2) The only calculation of the claimed non-linear enhancement seems to be in a paper which is cited by title and author only - there is no way to find and read the paper which this calculation was supposed to be in.
3) There seems to be some confusion between cylindrical gravitational waves and cylindrical gravitational wave sources. His method using approximate lie symmetries would correspond to the symmetry of the spacetime - ie the matter. I don't believe there is any way to produce cylindrical (or spherical) gravitational waves since you need a time-varying mass quadrupole to create them. Axisymmetric sources do not produce such waves. In short, there are exact (non-linear) solutions to the Einstein equations with no sources that have a gravitational wave-like nature, but they are not the solutions you get for (linear) gravitational waves from sources, and it is misleading to confuse them.
4) His supposition that 10% asphericity of the source is somehow related to a gravitational wave which is 90% spherical and 10% cylindrical is just bizarre. The gravitational waves from a rotating ellipsoid which has a 0.1 asphericity (assuming it is rotating about one of it's minor axes, since if it was rotating about the major axis it would be axisymmetric and give of no gravitational waves) is not really like an exact spherical wave or an exact cylindrical wave solution.

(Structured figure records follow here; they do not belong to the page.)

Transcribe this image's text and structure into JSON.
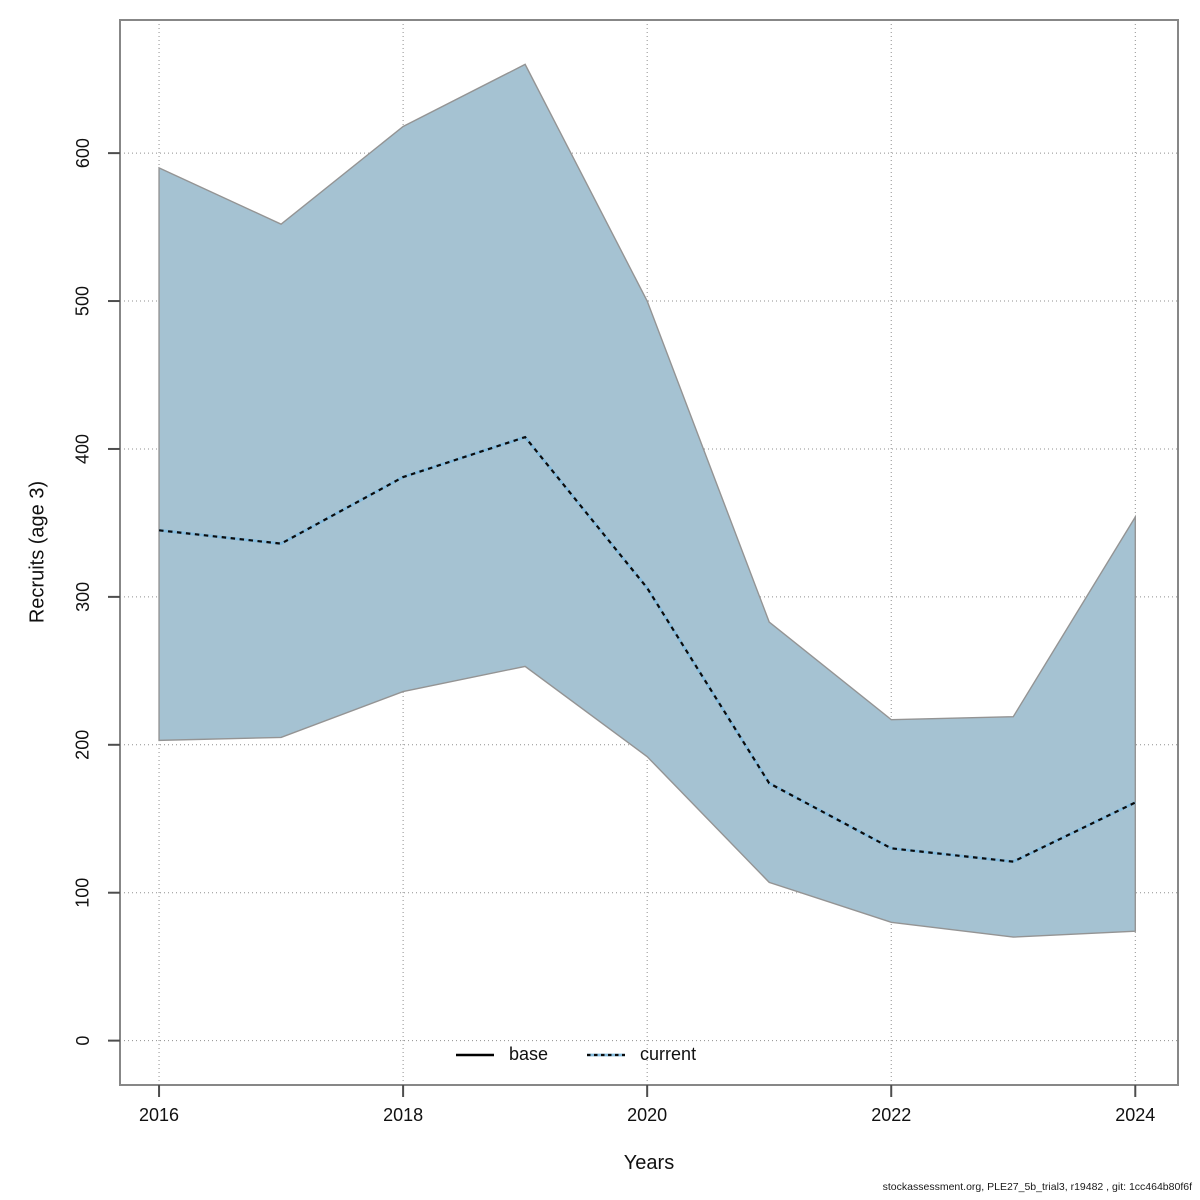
{
  "chart_data": {
    "type": "area",
    "title": "",
    "xlabel": "Years",
    "ylabel": "Recruits (age 3)",
    "x": [
      2016,
      2017,
      2018,
      2019,
      2020,
      2021,
      2022,
      2023,
      2024
    ],
    "series": [
      {
        "name": "ci-band",
        "type": "band",
        "fill": "#a5c2d2",
        "edge_color": "#949494",
        "upper": [
          590,
          552,
          618,
          660,
          500,
          283,
          217,
          219,
          354
        ],
        "lower": [
          203,
          205,
          236,
          253,
          192,
          107,
          80,
          70,
          74
        ]
      },
      {
        "name": "current",
        "type": "line",
        "style": "dotted",
        "color": "#0b0b0b",
        "halo_color": "#85bcde",
        "values": [
          345,
          336,
          381,
          408,
          306,
          174,
          130,
          121,
          161
        ]
      }
    ],
    "legend": [
      {
        "label": "base",
        "line": "solid",
        "color": "#000000"
      },
      {
        "label": "current",
        "line": "dotted",
        "color": "#0b0b0b",
        "halo_color": "#85bcde"
      }
    ],
    "legend_position": "bottom-center-inside",
    "xticks": [
      2016,
      2018,
      2020,
      2022,
      2024
    ],
    "yticks": [
      0,
      100,
      200,
      300,
      400,
      500,
      600
    ],
    "xlim": [
      2015.68,
      2024.35
    ],
    "ylim": [
      -30,
      690
    ],
    "grid": true,
    "grid_style": "dotted",
    "box_color": "#878787",
    "tick_color": "#4d4d4d"
  },
  "footer": {
    "credit": "stockassessment.org, PLE27_5b_trial3, r19482 , git: 1cc464b80f6f"
  }
}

So, all told, this is still very early and very speculative. The safe money at this point is still that Weber (who had other irreproducable "detections") did not see a gravitational wave. While the non-linear nature of gravity would in principle allow for some sort of self-amplification, there has been to my knowledge no paper that claims to show this kind of amplification by four orders of magnitude available to view, let alone verified by other calculations or observations. Until something like that is available, this is at best speculation and hype, not science.